Personal information
- Born: June 21, 1974 (age 51) Salem, Massachusetts
- Height: 6 ft 2 in (1.88 m)
- Weight: 320 lb (145 kg)

Career information
- College: New Hampshire

Career history
- 1998: San Diego Chargers*
- 1999–2001: Nashville Kats
- 2002: Frankfurt Galaxy
- 2002: New England Patriots*
- 2002: Atlanta Falcons*
- 2002: Washington Redskins
- 2004: Colorado Crush
- * Offseason and/or practice squad member only

= Pat Downey (American football) =

American football player (born 1974)

Pat Downey (born June 21, 1974) is an American former football center.

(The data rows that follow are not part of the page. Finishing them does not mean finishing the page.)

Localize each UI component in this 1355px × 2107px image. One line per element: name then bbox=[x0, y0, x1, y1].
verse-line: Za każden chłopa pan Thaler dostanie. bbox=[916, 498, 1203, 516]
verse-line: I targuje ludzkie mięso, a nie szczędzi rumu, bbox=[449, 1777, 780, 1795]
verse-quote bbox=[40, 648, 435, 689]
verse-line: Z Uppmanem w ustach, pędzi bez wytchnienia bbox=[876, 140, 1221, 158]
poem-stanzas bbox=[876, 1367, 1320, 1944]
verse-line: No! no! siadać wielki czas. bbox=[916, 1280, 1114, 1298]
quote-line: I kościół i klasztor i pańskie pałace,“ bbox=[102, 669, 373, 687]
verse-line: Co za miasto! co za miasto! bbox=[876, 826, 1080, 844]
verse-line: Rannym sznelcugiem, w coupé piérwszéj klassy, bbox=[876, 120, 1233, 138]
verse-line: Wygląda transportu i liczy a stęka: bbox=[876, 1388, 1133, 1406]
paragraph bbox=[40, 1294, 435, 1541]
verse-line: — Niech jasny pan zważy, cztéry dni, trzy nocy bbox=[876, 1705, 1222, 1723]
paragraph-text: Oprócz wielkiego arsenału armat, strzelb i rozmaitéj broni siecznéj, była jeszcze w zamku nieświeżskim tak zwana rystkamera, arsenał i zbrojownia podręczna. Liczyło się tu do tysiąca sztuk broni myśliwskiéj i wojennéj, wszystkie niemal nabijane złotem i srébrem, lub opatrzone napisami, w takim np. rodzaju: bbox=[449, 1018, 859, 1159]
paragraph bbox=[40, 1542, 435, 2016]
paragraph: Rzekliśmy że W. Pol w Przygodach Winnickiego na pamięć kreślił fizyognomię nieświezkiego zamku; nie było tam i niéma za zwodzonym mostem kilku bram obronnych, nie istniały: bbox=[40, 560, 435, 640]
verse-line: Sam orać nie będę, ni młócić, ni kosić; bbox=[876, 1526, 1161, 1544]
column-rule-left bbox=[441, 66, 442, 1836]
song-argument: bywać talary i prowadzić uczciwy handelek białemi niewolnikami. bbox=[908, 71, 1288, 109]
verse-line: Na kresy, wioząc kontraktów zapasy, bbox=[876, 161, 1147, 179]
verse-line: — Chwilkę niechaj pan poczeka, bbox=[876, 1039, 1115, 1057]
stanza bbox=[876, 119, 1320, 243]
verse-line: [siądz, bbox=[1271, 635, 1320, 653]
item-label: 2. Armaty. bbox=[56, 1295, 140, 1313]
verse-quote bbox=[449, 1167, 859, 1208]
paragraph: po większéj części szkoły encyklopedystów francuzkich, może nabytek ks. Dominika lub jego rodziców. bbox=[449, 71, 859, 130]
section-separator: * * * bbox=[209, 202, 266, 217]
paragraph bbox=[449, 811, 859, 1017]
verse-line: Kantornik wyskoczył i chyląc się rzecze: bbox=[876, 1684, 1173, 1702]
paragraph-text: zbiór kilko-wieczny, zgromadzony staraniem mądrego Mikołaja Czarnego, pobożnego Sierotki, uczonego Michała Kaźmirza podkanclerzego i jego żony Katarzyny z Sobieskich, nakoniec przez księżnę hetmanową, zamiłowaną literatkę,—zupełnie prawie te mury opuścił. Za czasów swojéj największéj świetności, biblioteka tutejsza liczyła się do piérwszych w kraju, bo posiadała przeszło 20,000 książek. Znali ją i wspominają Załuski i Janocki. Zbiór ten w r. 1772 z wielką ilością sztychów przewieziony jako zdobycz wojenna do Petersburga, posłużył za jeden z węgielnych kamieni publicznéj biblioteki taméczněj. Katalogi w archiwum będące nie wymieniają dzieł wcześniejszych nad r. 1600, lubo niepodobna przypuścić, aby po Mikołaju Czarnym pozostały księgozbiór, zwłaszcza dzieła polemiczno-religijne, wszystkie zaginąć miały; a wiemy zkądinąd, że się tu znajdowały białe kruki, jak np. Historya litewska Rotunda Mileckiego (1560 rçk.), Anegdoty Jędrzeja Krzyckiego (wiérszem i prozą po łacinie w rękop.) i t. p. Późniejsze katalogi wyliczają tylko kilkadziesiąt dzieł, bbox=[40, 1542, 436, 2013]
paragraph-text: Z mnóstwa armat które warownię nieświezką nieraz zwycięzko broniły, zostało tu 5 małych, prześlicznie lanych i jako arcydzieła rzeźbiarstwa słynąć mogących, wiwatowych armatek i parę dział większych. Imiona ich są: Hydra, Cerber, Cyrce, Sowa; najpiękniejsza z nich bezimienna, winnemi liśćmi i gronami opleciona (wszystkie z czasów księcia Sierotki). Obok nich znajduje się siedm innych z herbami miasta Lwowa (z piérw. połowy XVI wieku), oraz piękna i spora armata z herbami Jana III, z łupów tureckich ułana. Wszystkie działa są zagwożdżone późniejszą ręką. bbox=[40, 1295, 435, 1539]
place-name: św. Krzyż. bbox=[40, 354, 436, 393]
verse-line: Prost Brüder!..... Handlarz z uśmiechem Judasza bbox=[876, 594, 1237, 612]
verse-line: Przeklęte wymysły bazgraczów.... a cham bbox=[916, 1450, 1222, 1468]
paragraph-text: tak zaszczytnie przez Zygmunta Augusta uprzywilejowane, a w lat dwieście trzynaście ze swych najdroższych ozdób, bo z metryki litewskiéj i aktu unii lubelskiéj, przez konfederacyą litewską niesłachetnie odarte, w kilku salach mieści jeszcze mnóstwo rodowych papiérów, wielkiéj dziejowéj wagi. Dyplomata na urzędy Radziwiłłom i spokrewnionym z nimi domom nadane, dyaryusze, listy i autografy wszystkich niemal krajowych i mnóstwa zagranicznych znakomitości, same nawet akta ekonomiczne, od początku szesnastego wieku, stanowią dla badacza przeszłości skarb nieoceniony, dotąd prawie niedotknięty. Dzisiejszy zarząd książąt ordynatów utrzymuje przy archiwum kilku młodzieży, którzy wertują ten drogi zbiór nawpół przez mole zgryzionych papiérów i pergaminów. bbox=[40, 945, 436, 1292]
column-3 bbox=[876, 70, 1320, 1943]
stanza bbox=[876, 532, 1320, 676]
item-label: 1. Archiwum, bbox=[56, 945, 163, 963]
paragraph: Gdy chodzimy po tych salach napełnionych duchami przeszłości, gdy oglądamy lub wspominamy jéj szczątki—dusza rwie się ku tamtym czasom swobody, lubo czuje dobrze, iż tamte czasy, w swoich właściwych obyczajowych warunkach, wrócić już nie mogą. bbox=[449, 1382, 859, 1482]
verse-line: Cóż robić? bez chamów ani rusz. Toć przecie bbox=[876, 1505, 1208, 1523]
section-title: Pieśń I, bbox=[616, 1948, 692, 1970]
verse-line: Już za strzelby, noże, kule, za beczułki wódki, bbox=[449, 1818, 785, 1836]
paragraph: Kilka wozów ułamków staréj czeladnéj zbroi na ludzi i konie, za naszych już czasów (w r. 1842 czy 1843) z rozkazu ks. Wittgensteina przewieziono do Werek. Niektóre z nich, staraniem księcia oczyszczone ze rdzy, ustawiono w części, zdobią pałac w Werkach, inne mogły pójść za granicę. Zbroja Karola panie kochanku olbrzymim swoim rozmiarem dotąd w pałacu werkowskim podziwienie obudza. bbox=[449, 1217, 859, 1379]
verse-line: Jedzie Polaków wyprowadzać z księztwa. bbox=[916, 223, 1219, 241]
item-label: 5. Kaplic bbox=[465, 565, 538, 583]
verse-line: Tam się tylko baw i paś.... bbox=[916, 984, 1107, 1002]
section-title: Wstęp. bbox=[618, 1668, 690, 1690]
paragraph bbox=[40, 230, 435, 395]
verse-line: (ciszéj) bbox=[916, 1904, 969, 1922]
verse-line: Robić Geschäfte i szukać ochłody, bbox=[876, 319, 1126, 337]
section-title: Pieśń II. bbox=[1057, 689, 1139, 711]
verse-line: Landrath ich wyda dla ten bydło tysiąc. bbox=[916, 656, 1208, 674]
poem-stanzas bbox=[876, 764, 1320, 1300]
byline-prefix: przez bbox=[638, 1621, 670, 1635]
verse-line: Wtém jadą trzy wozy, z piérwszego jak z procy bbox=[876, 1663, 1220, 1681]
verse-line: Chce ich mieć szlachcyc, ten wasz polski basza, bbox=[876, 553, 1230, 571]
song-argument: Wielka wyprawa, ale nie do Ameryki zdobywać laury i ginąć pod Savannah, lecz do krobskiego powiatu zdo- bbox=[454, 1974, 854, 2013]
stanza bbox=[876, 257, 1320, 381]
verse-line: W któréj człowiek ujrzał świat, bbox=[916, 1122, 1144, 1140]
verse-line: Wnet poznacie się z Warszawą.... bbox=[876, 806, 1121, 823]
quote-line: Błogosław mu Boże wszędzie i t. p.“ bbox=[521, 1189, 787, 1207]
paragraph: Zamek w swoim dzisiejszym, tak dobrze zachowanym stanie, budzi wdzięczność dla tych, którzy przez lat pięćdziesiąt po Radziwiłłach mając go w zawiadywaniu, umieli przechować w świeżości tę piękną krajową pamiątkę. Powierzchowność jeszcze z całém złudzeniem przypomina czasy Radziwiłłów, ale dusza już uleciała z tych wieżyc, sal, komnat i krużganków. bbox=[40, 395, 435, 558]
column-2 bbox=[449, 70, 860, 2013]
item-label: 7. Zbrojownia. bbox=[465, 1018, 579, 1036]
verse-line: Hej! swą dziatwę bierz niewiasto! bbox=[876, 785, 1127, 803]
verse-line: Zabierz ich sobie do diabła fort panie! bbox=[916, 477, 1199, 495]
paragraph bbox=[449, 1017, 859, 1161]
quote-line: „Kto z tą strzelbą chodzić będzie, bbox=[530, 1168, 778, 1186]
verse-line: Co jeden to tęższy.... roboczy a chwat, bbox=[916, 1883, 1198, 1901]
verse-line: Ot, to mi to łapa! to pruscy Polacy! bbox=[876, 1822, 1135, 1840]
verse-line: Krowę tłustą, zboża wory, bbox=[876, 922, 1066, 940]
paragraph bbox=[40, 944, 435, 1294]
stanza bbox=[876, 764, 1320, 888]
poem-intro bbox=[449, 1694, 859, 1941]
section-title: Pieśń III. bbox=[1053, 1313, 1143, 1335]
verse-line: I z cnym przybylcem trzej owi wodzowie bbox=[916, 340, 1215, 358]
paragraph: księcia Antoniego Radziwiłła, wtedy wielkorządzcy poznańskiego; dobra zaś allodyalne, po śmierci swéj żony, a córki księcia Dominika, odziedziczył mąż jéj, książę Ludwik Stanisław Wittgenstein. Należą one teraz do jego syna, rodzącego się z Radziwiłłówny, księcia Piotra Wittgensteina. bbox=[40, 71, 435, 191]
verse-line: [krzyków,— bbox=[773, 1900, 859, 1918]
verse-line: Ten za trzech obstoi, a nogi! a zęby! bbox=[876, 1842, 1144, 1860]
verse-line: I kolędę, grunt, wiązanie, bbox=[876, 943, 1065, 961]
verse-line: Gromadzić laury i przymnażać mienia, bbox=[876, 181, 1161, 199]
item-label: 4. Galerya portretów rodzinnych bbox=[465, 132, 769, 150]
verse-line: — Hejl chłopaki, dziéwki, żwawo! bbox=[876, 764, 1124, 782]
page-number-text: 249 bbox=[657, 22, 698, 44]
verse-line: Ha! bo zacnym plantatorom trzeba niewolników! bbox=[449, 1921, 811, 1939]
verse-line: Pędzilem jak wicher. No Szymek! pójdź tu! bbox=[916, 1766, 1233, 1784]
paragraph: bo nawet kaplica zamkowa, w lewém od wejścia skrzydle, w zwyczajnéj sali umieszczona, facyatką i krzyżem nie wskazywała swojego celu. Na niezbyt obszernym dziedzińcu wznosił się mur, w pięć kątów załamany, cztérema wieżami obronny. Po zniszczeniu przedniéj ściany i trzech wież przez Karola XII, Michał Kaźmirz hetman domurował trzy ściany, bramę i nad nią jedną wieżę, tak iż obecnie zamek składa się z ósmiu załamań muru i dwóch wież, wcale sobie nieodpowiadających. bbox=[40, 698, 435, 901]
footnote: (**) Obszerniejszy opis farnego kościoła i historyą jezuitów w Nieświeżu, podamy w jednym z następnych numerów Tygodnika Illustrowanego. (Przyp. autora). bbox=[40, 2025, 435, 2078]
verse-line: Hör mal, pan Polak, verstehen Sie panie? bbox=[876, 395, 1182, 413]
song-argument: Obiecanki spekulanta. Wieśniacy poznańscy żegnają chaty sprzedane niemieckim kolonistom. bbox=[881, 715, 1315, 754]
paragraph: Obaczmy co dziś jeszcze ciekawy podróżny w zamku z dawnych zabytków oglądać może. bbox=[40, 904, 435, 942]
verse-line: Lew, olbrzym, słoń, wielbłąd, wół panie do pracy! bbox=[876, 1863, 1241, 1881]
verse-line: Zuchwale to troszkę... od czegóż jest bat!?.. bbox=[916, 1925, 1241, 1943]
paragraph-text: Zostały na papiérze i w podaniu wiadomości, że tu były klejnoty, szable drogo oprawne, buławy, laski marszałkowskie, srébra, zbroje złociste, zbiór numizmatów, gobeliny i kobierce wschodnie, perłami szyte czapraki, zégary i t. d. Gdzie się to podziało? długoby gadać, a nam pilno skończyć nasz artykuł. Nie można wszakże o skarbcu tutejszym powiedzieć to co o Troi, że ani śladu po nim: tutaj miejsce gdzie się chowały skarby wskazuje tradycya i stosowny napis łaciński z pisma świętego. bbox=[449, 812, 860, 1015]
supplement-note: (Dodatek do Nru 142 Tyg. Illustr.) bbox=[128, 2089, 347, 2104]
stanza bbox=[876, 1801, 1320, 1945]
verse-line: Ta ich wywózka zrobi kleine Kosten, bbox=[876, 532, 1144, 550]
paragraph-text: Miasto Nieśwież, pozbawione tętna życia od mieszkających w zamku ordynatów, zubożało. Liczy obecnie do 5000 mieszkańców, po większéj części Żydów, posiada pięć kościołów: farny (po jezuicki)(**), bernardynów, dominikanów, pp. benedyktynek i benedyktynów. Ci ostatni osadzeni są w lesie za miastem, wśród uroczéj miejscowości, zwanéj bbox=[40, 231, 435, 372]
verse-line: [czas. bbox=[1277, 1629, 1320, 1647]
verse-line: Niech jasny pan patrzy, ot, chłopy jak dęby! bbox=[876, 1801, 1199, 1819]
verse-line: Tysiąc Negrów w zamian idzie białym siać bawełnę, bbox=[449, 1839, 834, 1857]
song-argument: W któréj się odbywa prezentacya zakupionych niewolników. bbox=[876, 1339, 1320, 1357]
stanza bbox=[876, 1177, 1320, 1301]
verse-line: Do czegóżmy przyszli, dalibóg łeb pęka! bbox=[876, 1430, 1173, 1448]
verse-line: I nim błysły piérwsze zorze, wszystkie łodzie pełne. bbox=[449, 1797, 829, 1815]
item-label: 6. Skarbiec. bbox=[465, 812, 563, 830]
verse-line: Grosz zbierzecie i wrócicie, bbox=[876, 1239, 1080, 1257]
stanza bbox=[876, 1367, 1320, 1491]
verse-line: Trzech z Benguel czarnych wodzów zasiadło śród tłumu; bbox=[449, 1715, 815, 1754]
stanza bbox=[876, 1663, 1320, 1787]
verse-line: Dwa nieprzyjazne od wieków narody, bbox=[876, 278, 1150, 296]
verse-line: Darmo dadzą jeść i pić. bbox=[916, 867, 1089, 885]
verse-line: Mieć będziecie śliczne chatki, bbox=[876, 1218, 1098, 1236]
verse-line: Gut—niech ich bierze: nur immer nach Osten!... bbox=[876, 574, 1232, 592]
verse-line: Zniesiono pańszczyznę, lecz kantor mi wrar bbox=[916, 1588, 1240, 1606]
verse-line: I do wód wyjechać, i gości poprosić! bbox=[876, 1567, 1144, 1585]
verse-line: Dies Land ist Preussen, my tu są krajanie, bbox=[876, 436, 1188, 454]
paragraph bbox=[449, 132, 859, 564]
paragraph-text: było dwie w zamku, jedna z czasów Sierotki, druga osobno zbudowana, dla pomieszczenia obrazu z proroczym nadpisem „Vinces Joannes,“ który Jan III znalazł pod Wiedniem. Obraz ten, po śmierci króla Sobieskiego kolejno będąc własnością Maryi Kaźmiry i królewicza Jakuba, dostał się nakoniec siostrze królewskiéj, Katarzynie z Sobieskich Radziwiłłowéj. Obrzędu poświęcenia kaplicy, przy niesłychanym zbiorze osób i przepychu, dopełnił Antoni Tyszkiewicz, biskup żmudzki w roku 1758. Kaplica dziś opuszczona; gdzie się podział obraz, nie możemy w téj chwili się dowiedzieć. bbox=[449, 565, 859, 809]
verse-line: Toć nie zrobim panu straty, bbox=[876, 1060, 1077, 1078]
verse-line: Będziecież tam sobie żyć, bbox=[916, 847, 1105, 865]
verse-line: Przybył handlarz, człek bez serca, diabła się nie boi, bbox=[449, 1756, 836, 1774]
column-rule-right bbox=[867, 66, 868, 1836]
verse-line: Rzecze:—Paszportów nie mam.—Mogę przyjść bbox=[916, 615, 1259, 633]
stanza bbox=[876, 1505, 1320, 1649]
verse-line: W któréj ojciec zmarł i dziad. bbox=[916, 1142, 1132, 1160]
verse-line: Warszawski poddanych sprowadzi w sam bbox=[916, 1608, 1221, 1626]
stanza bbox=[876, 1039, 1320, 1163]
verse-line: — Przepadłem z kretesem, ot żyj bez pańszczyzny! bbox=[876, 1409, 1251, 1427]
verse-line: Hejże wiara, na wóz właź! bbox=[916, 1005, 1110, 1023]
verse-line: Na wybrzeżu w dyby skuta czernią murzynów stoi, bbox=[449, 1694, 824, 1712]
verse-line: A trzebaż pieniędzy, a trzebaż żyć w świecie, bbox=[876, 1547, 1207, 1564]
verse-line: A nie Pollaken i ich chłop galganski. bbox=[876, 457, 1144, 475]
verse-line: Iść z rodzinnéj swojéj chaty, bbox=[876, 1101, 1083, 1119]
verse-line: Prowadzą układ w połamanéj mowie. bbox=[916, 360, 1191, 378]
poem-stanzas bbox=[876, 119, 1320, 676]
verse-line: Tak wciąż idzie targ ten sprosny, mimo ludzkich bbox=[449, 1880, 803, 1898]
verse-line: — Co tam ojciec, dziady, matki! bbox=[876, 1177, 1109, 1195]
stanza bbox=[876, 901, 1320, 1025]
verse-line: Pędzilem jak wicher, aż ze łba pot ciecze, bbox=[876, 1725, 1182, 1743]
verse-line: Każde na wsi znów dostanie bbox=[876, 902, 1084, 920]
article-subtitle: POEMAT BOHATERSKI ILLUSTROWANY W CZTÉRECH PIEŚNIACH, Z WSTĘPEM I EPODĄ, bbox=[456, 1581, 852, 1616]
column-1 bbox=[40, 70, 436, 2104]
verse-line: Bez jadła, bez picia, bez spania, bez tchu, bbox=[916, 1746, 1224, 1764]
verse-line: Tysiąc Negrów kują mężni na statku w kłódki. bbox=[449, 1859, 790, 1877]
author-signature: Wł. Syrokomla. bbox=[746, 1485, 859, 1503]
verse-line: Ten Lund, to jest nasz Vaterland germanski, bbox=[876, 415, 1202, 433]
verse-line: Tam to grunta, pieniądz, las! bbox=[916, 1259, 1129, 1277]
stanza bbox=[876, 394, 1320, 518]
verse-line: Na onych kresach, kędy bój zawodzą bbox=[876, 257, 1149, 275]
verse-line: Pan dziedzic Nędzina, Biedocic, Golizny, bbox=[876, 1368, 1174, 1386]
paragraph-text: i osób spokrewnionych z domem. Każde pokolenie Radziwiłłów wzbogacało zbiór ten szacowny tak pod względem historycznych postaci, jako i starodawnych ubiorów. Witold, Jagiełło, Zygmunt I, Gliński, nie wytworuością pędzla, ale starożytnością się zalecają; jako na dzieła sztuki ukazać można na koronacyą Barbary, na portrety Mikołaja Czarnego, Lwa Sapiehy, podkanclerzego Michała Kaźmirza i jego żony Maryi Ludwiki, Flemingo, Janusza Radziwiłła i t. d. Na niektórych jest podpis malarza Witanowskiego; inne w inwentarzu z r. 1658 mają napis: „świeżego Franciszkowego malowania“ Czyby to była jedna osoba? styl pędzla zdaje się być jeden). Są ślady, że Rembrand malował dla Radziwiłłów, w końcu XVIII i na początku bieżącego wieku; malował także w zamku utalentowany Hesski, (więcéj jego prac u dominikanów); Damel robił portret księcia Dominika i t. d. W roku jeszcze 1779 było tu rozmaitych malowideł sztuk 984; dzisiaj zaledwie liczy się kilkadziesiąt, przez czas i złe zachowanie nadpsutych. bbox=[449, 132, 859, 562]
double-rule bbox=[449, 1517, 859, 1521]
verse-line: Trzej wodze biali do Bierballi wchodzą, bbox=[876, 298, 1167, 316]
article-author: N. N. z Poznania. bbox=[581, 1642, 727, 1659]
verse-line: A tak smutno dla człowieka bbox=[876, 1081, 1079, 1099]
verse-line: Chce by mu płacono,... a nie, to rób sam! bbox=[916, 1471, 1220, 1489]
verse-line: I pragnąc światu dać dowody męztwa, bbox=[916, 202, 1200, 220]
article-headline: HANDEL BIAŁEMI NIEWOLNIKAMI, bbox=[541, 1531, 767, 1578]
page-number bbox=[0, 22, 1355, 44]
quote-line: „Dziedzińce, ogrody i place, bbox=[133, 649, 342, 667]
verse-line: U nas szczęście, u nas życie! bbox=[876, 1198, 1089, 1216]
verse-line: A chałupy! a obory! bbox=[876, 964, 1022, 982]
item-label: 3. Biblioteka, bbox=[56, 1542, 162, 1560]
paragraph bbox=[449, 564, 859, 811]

He played in NFL Europe in 2002 for the Frankfurt Galaxy, where he started at both center and guard, and in the Arena Football League for the Nashville Kats from 1999 to 2001 and the Colorado Crush in 2004. He played college football for the New Hampshire Wildcats.

==Early life, education, and amateur career==

Downey was born in Salem, Massachusetts, and was a two-sport all-star in football and track & field at Bishop Fenwick High School in Peabody. He was a two-time all-star in football and was named captain of the Harry Agganis All-Star Classic. He also holds the school record in the shot put (53'6") for track & field. Downey did a postgraduate year at Worcester Academy, where he was named MVP of the 1992 Hilltoppers football team as a center. Downey received a full athletic scholarship to play college football at the University of New Hampshire, a national powerhouse Division I-AA program. At UNH, Downey was named team captain in 1997 and was a two-time All-Star. He was named First-team All-Atlantic 10, First-team All-East and First-team All-New England for the Wildcats.

==Professional career==
Downey was signed by the San Diego Chargers in 1998 as an undrafted free agent, but was cut prior to training camp for salary cap reasons.

Downey played for the Nashville Kats of the Arena Football League from 1999 to 2001, including Arena Bowl appearances in 2000 and 2001.

In 2002, Downey played for the Frankfurt Galaxy of NFL Europe before being injured midseason. He then spent training camp with the New England Patriots.

Downey was on the 53-man roster of the Washington Redskins in 2002. He also attended training camp with Washington in 2003.

Downey signed with the Colorado Crush of the Arena Football League in October 2003, and played for the team the following season, his last as a professional player.

==Post-playing career==
Downey was named offensive/defensive line coach of the Arena Football League's Philadelphia Soul in 2005, and coached for the team in 2006 and 2007. He then became an associate head coach of the Columbus Destroyers before the league folded in 2008.

Along with working for the athletic training firm The Program, Downey started a business called Gridiron Training in June 2009.

==Personal life==
Downey has three children with his wife Andrea. As of 2009, they lived in Swampscott, Massachusetts.